Het is de moeite waard om de voordelen van middenrifademhaling op te merken: omdat het de diepste en meest complete is, masseert het op natuurlijke wijze de inwendige organen van het buikvlies en de borst. De spijsverteringsprocessen worden verbeterd, de druk van het diafragma tijdens het uitademen stimuleert het hartzakje.
Ademhalingsstoornissen leiden tot verslechtering van metabolische processen op cellulair niveau. Toxines worden niet op tijd verwijderd, waardoor een gunstig klimaat ontstaat voor de ontwikkeling van ziekten. Een deel van de functies van gasuitwisseling gaat naar de huid, wat leidt tot verwelking en de ontwikkeling van dermatologische ziekten.
Pathologische soorten ademhaling
Er zijn verschillende soorten pathologische ademhaling, die zijn onderverdeeld in groepen, afhankelijk van de oorzaak van verminderde longventilatie. Ontregeling kan veroorzaken:
- bradypnea - ademhalingsdepressie, de patiënt voert minder dan 12 ademhalingscycli per. uitminuut;
- tachypneu - te frequente en oppervlakkige ademhaling (meer dan 24 ademhalingen per minuut);
- hypernoe - frequente en diepe ademhaling geassocieerd met intense reflexen en humorale stimulatie bij verschillende ziekten;
- apneu - een tijdelijke stopzetting van de ademhaling, geassocieerd met een afname van de prikkelbaarheid van het ademhalingscentrum met hersenbeschadiging of als gevolg van anesthesie, reflex ademstilstand is ook mogelijk.

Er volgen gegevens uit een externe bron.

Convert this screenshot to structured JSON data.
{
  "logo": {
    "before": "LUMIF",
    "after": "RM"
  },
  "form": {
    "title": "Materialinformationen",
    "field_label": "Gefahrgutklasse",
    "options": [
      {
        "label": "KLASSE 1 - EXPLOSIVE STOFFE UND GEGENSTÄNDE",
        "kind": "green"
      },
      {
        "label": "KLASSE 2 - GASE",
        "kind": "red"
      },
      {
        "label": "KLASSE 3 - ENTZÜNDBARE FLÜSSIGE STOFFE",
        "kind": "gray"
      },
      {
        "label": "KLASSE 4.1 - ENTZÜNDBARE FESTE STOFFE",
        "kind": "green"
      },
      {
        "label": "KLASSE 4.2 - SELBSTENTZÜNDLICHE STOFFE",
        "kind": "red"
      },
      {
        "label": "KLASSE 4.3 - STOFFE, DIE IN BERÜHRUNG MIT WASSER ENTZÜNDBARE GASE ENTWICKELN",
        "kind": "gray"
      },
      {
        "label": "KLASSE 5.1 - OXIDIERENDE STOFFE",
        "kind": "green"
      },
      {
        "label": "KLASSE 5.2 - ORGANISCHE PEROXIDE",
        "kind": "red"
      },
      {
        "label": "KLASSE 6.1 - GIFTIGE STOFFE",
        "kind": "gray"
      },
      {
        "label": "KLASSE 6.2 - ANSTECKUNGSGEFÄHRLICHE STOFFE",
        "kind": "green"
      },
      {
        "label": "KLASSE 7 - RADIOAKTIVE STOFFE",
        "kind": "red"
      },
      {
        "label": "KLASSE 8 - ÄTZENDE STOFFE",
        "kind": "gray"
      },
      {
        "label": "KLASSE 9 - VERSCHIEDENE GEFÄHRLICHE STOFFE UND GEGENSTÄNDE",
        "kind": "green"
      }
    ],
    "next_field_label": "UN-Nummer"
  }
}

Periodieke ademhaling is een proces waarbij ademhaling wordt afgewisseld met apneu. Er zijn twee soorten van dergelijke zuurstoftoevoer naar het lichaam geïdentificeerd, die zijn genoemd: Cheyne-Stokes-ademhaling en Biot-ademhaling.
De eerste wordt gekenmerkt door toenemende diepe bewegingen, geleidelijk afnemend tot apneu van 5-10 seconden. De tweede bestaat uit normale ademhalingscycli, afgewisseld met kortdurende apneu. De ontwikkeling van periodieke ademhaling veroorzaakt in de eerste plaats aandoeningen van het ademhalingscentrum als gevolg van verwondingen of hersenziekten.
Terminale ademhalingen
Onomkeerbare schendingen van het ademhalingsproces leiden uiteindelijk tot een volledige stopzetting van de ademhaling. Er zijn verschillende soorten dodelijke activiteiten:
- Kussmaul's ademhaling - diep en luidruchtig, kenmerkend voor vergiftiging met gifstoffen, hypoxie, diabetisch en uremisch coma;
- apneustiek - lange inademing en korte uitademing, typisch voor hersenletsel, sterke toxische effecten;
- naar adem happen is een teken van diepe hypoxie, hypercapnie, zeldzame ademhalingen met ingehouden adem10-20 seconden voor het verstrijken (vaak bij ernstige pathologische aandoeningen).
Het is vermeldenswaard dat het met succesvolle reanimatie van de patiënt mogelijk is om de ademhalingsfunctie in een normale toestand te herstellen.